In this problem, we will use a new data structure to handle the problem of finding long repeats in the genome. Recall from “Finding a Motif in DNA” that cataloguing these repeats is a problem of the utmost interest to molecular biologists, as a natural correlation exists between the frequency of a repeat and its influence on RNA transcription. Our aim is therefore to identify long repeats that occur more than some predetermined number of times.

## Problem Figure 1. The suffix tree for s = GTCCGAAGCTCCGG. Note that the dollar sign has been appended to a substring of the tree to mark the end of s. Every path from the root to a leaf corresponds to a unique suffix of GTCCGAAGCTCCGG, and each leaf is labeled with the location in s of the suffix ending at that leaf.

A repeated substring of a string $s$ of length $n$ is simply a substring that appears in more than one location of $s$; more specifically, a k-fold substring appears in at least k distinct locations.

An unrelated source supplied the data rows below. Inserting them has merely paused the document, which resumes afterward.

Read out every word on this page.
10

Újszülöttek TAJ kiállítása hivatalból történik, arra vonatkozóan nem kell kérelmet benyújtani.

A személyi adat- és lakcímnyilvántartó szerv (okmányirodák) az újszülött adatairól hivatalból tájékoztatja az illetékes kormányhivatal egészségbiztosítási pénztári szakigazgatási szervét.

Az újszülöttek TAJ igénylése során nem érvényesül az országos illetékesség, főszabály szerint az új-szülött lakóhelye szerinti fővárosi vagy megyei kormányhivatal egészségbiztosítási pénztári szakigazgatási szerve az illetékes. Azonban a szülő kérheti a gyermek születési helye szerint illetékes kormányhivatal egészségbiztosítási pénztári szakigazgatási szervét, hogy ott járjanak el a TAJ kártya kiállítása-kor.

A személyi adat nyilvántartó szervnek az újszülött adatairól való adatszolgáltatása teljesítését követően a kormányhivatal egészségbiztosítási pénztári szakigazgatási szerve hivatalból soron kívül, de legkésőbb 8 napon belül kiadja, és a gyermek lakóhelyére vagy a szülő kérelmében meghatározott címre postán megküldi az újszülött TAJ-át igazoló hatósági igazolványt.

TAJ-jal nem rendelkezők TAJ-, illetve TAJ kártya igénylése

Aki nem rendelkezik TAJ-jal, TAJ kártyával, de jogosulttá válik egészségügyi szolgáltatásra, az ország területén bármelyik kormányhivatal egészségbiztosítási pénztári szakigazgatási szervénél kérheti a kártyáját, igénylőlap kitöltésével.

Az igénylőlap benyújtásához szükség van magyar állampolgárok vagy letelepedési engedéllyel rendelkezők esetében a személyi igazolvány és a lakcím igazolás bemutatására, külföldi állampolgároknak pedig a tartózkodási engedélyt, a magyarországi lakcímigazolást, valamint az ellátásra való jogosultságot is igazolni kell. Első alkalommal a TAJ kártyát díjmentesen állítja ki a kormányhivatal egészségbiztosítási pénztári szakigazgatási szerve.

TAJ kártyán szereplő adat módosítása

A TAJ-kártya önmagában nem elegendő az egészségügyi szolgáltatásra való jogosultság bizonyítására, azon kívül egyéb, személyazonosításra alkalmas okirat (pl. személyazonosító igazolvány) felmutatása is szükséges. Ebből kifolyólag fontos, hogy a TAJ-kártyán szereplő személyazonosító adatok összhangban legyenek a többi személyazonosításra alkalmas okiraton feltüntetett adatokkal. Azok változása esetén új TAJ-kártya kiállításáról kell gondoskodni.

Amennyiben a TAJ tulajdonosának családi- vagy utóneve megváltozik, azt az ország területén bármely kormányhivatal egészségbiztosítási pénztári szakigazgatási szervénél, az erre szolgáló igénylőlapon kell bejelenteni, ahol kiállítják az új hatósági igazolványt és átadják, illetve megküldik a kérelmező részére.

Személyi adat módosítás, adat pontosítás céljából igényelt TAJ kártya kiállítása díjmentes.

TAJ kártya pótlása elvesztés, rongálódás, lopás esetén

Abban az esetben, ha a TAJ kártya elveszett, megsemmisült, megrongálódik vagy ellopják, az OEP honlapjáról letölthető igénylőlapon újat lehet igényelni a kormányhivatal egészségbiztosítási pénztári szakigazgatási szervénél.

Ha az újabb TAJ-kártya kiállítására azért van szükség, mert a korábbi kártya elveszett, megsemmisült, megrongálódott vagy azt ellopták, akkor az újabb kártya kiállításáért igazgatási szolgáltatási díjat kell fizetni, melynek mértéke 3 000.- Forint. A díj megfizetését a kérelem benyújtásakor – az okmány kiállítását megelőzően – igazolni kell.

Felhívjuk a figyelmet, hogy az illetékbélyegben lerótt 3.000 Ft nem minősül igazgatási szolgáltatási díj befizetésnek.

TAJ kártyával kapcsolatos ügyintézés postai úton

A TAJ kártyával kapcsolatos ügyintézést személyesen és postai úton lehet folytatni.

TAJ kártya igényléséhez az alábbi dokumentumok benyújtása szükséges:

The suffix tree of $s$, denoted $T(s)$, is defined as follows:

• $T(s)$ is a rooted tree having exactly $n$ leaves.
• Every edge of $T(s)$ is labeled with a substring of $s^*$, where $s^*$ is the string formed by adding a placeholder symbol $ to the end of $s$. • Every internal node of $T(s)$other than the root has at least two children; i.e., it has degree at least 3. • The substring labels for the edges leading from a node to its children must begin with different symbols. • By concatenating the substrings along edges, each path from the root to a leaf corresponds to a unique suffix of $s^*$. See Figure 1 for an example of a suffix tree. Given: A DNA string $s$(of length at most 20 kbp) with $ appended, a positive integer $k$, and a list of edges defining the suffix tree of $s$. Each edge is represented by four components:

1. the label of its parent node in $T(s)$;
2. the label of its child node in $T(s)$;
3. the location of the substring $t$ of $s^{*}$ assigned to the edge; and
4. the length of $t$.

Return: The longest substring of $s$ that occurs at least $k$ times in $s$. (If multiple solutions exist, you may return any single solution.)